One of the major themes running through the film is the relationship between the newly reintroduced Christianity and the long-established Confucianism, a battleground of faith that reveals the extent to which Confucian ideals were holding the nation’s development back. For all there was increasing prosperity thanks to the relocation of the capital and the introduction of the Sungkyunkwan as a seat of learning, the power of the nobility to hobble innovation remained strong. This is clear in the influence wielded by Minister Lim. It also made the politics of both Detective K and the Christians dangerous because, as a matter of conscience, they are attempting to improve the lot of the slaves out in the countryside. For the record, King Yeongjo outlawed Catholicism as an evil practice in 1758 and, despite it being formally reintroduced in 1785, there was significant persecution and martyrdom. For the local Confucians, one of the main problems was the Christian missionaries use of Hangul for translations of the Bible and religious texts. This helped spread the use of the script and undermined traditional scholarship based on the Chinese script — if you want to see the origins of the struggle over Hangul, watch Tree With Deep Roots. Interestingly, it turns out the now-deceased widow related to Minister Lim was a Christian who wanted to free the slaves on her husband’s estate. This would have given the Minister and his family a motive for murdering her.
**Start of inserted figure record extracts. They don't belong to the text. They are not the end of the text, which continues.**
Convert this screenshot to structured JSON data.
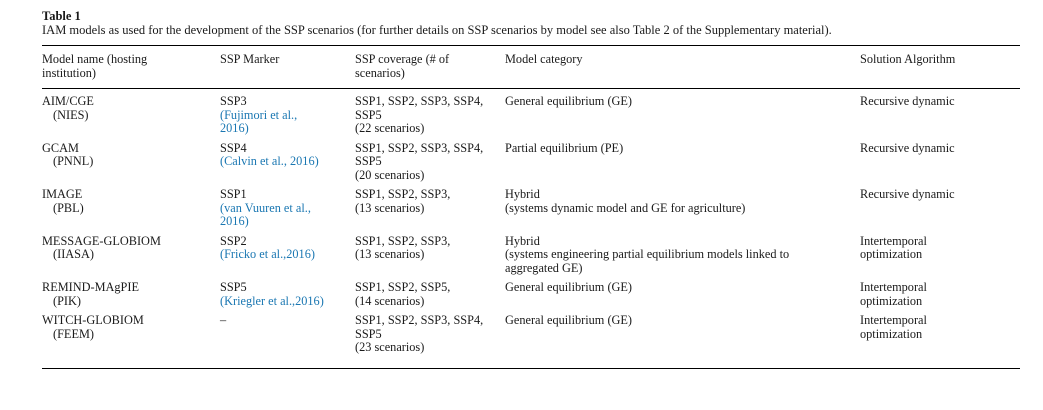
{
  "doc": {
    "table_label": "Table 1",
    "caption": "IAM models as used for the development of the SSP scenarios (for further details on SSP scenarios by model see also Table 2 of the Supplementary material)."
  },
  "colors": {
    "link_blue": "#1a77b2",
    "text": "#1a1a1a",
    "rule": "#000000"
  },
  "table": {
    "headers": [
      "Model name (hosting\ninstitution)",
      "SSP Marker",
      "SSP coverage (# of\nscenarios)",
      "Model category",
      "Solution Algorithm"
    ],
    "rows": [
      {
        "model": "AIM/CGE",
        "institution": "(NIES)",
        "marker_ssp": "SSP3",
        "citation": "(Fujimori et al.,\n2016)",
        "coverage": "SSP1, SSP2, SSP3, SSP4,\nSSP5\n(22 scenarios)",
        "category": "General equilibrium (GE)",
        "solution": "Recursive dynamic"
      },
      {
        "model": "GCAM",
        "institution": "(PNNL)",
        "marker_ssp": "SSP4",
        "citation": "(Calvin et al., 2016)",
        "coverage": "SSP1, SSP2, SSP3, SSP4,\nSSP5\n(20 scenarios)",
        "category": "Partial equilibrium (PE)",
        "solution": "Recursive dynamic"
      },
      {
        "model": "IMAGE",
        "institution": "(PBL)",
        "marker_ssp": "SSP1",
        "citation": "(van Vuuren et al.,\n2016)",
        "coverage": "SSP1, SSP2, SSP3,\n(13 scenarios)",
        "category": "Hybrid\n(systems dynamic model and GE for agriculture)",
        "solution": "Recursive dynamic"
      },
      {
        "model": "MESSAGE-GLOBIOM",
        "institution": "(IIASA)",
        "marker_ssp": "SSP2",
        "citation": "(Fricko et al.,2016)",
        "coverage": "SSP1, SSP2, SSP3,\n(13 scenarios)",
        "category": "Hybrid\n(systems engineering partial equilibrium models linked to\naggregated GE)",
        "solution": "Intertemporal\noptimization"
      },
      {
        "model": "REMIND-MAgPIE",
        "institution": "(PIK)",
        "marker_ssp": "SSP5",
        "citation": "(Kriegler et al.,2016)",
        "coverage": "SSP1, SSP2, SSP5,\n(14 scenarios)",
        "category": "General equilibrium (GE)",
        "solution": "Intertemporal\noptimization"
      },
      {
        "model": "WITCH-GLOBIOM",
        "institution": "(FEEM)",
        "marker_ssp": "–",
        "citation": "",
        "coverage": "SSP1, SSP2, SSP3, SSP4,\nSSP5\n(23 scenarios)",
        "category": "General equilibrium (GE)",
        "solution": "Intertemporal\noptimization"
      }
    ]
  }
}
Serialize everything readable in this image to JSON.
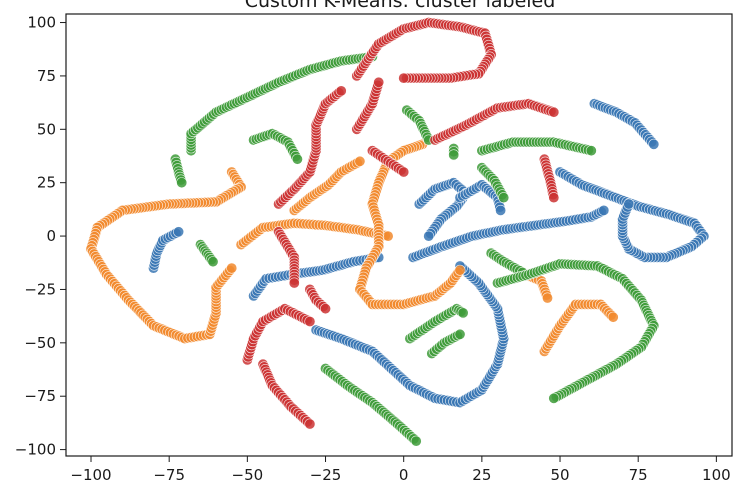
{
  "chart_data": {
    "type": "scatter",
    "title": "Custom K-Means: cluster labeled",
    "xlabel": "",
    "ylabel": "",
    "xlim": [
      -108,
      105
    ],
    "ylim": [
      -103,
      104
    ],
    "xticks": [
      -100,
      -75,
      -50,
      -25,
      0,
      25,
      50,
      75,
      100
    ],
    "yticks": [
      100,
      75,
      50,
      25,
      0,
      -25,
      -50,
      -75,
      -100
    ],
    "grid": false,
    "legend": "none",
    "colors": {
      "blue": "#3a77b4",
      "orange": "#f28a2e",
      "green": "#3f9c3a",
      "red": "#cc3333"
    },
    "series": [
      {
        "color": "blue",
        "strokes": [
          [
            [
              61,
              62
            ],
            [
              68,
              58
            ],
            [
              74,
              53
            ],
            [
              80,
              43
            ]
          ],
          [
            [
              50,
              30
            ],
            [
              57,
              24
            ],
            [
              66,
              19
            ],
            [
              75,
              14
            ],
            [
              85,
              10
            ],
            [
              93,
              6
            ],
            [
              96,
              0
            ],
            [
              92,
              -5
            ],
            [
              84,
              -10
            ],
            [
              77,
              -10
            ],
            [
              72,
              -6
            ],
            [
              70,
              0
            ],
            [
              70,
              8
            ],
            [
              72,
              15
            ]
          ],
          [
            [
              3,
              -10
            ],
            [
              12,
              -5
            ],
            [
              22,
              0
            ],
            [
              32,
              3
            ],
            [
              42,
              5
            ],
            [
              52,
              7
            ],
            [
              60,
              9
            ],
            [
              64,
              12
            ]
          ],
          [
            [
              5,
              15
            ],
            [
              10,
              22
            ],
            [
              16,
              25
            ],
            [
              20,
              20
            ],
            [
              17,
              14
            ],
            [
              12,
              8
            ],
            [
              8,
              0
            ]
          ],
          [
            [
              18,
              18
            ],
            [
              25,
              24
            ],
            [
              30,
              18
            ],
            [
              31,
              12
            ]
          ],
          [
            [
              -48,
              -28
            ],
            [
              -44,
              -20
            ],
            [
              -36,
              -18
            ],
            [
              -26,
              -16
            ],
            [
              -16,
              -12
            ],
            [
              -8,
              -10
            ]
          ],
          [
            [
              -28,
              -44
            ],
            [
              -20,
              -48
            ],
            [
              -10,
              -54
            ],
            [
              -4,
              -62
            ],
            [
              2,
              -70
            ],
            [
              10,
              -76
            ],
            [
              18,
              -78
            ],
            [
              25,
              -72
            ],
            [
              30,
              -60
            ],
            [
              32,
              -48
            ],
            [
              30,
              -34
            ],
            [
              24,
              -22
            ],
            [
              18,
              -14
            ]
          ],
          [
            [
              -80,
              -15
            ],
            [
              -79,
              -8
            ],
            [
              -77,
              -2
            ],
            [
              -72,
              2
            ]
          ]
        ]
      },
      {
        "color": "orange",
        "strokes": [
          [
            [
              -55,
              30
            ],
            [
              -52,
              23
            ],
            [
              -60,
              16
            ],
            [
              -75,
              15
            ],
            [
              -90,
              12
            ],
            [
              -98,
              4
            ],
            [
              -100,
              -6
            ],
            [
              -95,
              -18
            ],
            [
              -88,
              -30
            ],
            [
              -80,
              -42
            ],
            [
              -70,
              -48
            ],
            [
              -62,
              -46
            ],
            [
              -60,
              -36
            ],
            [
              -60,
              -24
            ],
            [
              -55,
              -15
            ]
          ],
          [
            [
              -52,
              -4
            ],
            [
              -45,
              4
            ],
            [
              -35,
              6
            ],
            [
              -25,
              5
            ],
            [
              -15,
              3
            ],
            [
              -5,
              0
            ]
          ],
          [
            [
              -35,
              12
            ],
            [
              -30,
              18
            ],
            [
              -24,
              24
            ],
            [
              -20,
              30
            ],
            [
              -14,
              35
            ]
          ],
          [
            [
              6,
              43
            ],
            [
              0,
              40
            ],
            [
              -5,
              35
            ],
            [
              -8,
              25
            ],
            [
              -10,
              15
            ],
            [
              -8,
              5
            ],
            [
              -8,
              -5
            ],
            [
              -12,
              -15
            ],
            [
              -14,
              -25
            ],
            [
              -10,
              -32
            ],
            [
              0,
              -32
            ],
            [
              10,
              -28
            ],
            [
              15,
              -22
            ],
            [
              18,
              -16
            ]
          ],
          [
            [
              37,
              -17
            ],
            [
              44,
              -21
            ],
            [
              46,
              -29
            ]
          ],
          [
            [
              45,
              -54
            ],
            [
              50,
              -42
            ],
            [
              55,
              -32
            ],
            [
              63,
              -32
            ],
            [
              67,
              -38
            ]
          ]
        ]
      },
      {
        "color": "green",
        "strokes": [
          [
            [
              -68,
              40
            ],
            [
              -68,
              48
            ],
            [
              -60,
              58
            ],
            [
              -50,
              65
            ],
            [
              -40,
              72
            ],
            [
              -30,
              78
            ],
            [
              -20,
              82
            ],
            [
              -10,
              84
            ]
          ],
          [
            [
              -48,
              45
            ],
            [
              -42,
              48
            ],
            [
              -37,
              44
            ],
            [
              -34,
              36
            ]
          ],
          [
            [
              -73,
              36
            ],
            [
              -72,
              30
            ],
            [
              -71,
              25
            ]
          ],
          [
            [
              -65,
              -4
            ],
            [
              -63,
              -8
            ],
            [
              -61,
              -12
            ]
          ],
          [
            [
              1,
              59
            ],
            [
              5,
              54
            ],
            [
              8,
              45
            ]
          ],
          [
            [
              16,
              41
            ],
            [
              16,
              38
            ]
          ],
          [
            [
              25,
              40
            ],
            [
              35,
              44
            ],
            [
              48,
              44
            ],
            [
              60,
              40
            ]
          ],
          [
            [
              25,
              32
            ],
            [
              29,
              26
            ],
            [
              32,
              18
            ]
          ],
          [
            [
              28,
              -8
            ],
            [
              32,
              -12
            ],
            [
              38,
              -17
            ]
          ],
          [
            [
              30,
              -22
            ],
            [
              40,
              -18
            ],
            [
              50,
              -13
            ],
            [
              62,
              -14
            ],
            [
              70,
              -20
            ],
            [
              76,
              -30
            ],
            [
              80,
              -42
            ],
            [
              76,
              -52
            ],
            [
              68,
              -60
            ],
            [
              58,
              -68
            ],
            [
              48,
              -76
            ]
          ],
          [
            [
              2,
              -48
            ],
            [
              10,
              -40
            ],
            [
              17,
              -34
            ],
            [
              19,
              -36
            ]
          ],
          [
            [
              9,
              -55
            ],
            [
              13,
              -50
            ],
            [
              18,
              -46
            ]
          ],
          [
            [
              -25,
              -62
            ],
            [
              -18,
              -70
            ],
            [
              -10,
              -78
            ],
            [
              -2,
              -88
            ],
            [
              4,
              -96
            ]
          ]
        ]
      },
      {
        "color": "red",
        "strokes": [
          [
            [
              -30,
              -25
            ],
            [
              -28,
              -30
            ],
            [
              -25,
              -34
            ]
          ],
          [
            [
              -40,
              2
            ],
            [
              -35,
              -10
            ],
            [
              -35,
              -22
            ]
          ],
          [
            [
              -40,
              15
            ],
            [
              -35,
              22
            ],
            [
              -30,
              30
            ],
            [
              -28,
              40
            ],
            [
              -28,
              52
            ],
            [
              -25,
              62
            ],
            [
              -20,
              68
            ]
          ],
          [
            [
              -50,
              -58
            ],
            [
              -48,
              -48
            ],
            [
              -45,
              -40
            ],
            [
              -38,
              -34
            ],
            [
              -30,
              -40
            ]
          ],
          [
            [
              -45,
              -60
            ],
            [
              -42,
              -70
            ],
            [
              -36,
              -80
            ],
            [
              -30,
              -88
            ]
          ],
          [
            [
              -15,
              75
            ],
            [
              -8,
              90
            ],
            [
              0,
              97
            ],
            [
              8,
              100
            ],
            [
              18,
              98
            ],
            [
              26,
              95
            ],
            [
              28,
              85
            ],
            [
              24,
              76
            ],
            [
              15,
              74
            ],
            [
              0,
              74
            ]
          ],
          [
            [
              -15,
              50
            ],
            [
              -10,
              62
            ],
            [
              -8,
              72
            ]
          ],
          [
            [
              -10,
              40
            ],
            [
              -5,
              35
            ],
            [
              0,
              30
            ]
          ],
          [
            [
              10,
              45
            ],
            [
              20,
              52
            ],
            [
              30,
              60
            ],
            [
              40,
              62
            ],
            [
              48,
              58
            ]
          ],
          [
            [
              45,
              36
            ],
            [
              47,
              25
            ],
            [
              48,
              18
            ]
          ]
        ]
      }
    ]
  }
}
Although the themes are essentially serious, the tone of the film remains light and, at times, close to farce. The only misstep is the use of CGI to create two giant dogs. This was unnecessary. The same effect could have been achieved with ordinary dogs given the fairly token nature of their roles. I was pleasantly surprised by one twist at the end. The rest is obvious from the outset and resolved by the usual deus ex machina appearance of the King at the critical moment. This is to be expected in a period film which wants to be broadly entertaining. Kim Myung-Min is excellent as Detective K showing a man who’s not quite as clever as he thinks he is, but blessed with a heart of gold on the inside. While Oh Dal-Su as Seo-Pil is more than he seems but equally accident-prone. The Sherlock/Watson chemistry between the leads is excellent, carrying the film. Summing up, Detective K: Secret of Virtuous Widow or Joseon Myungtamjung: Gakshituku Ggotui Biil can’t be beaten as unpretentious fun.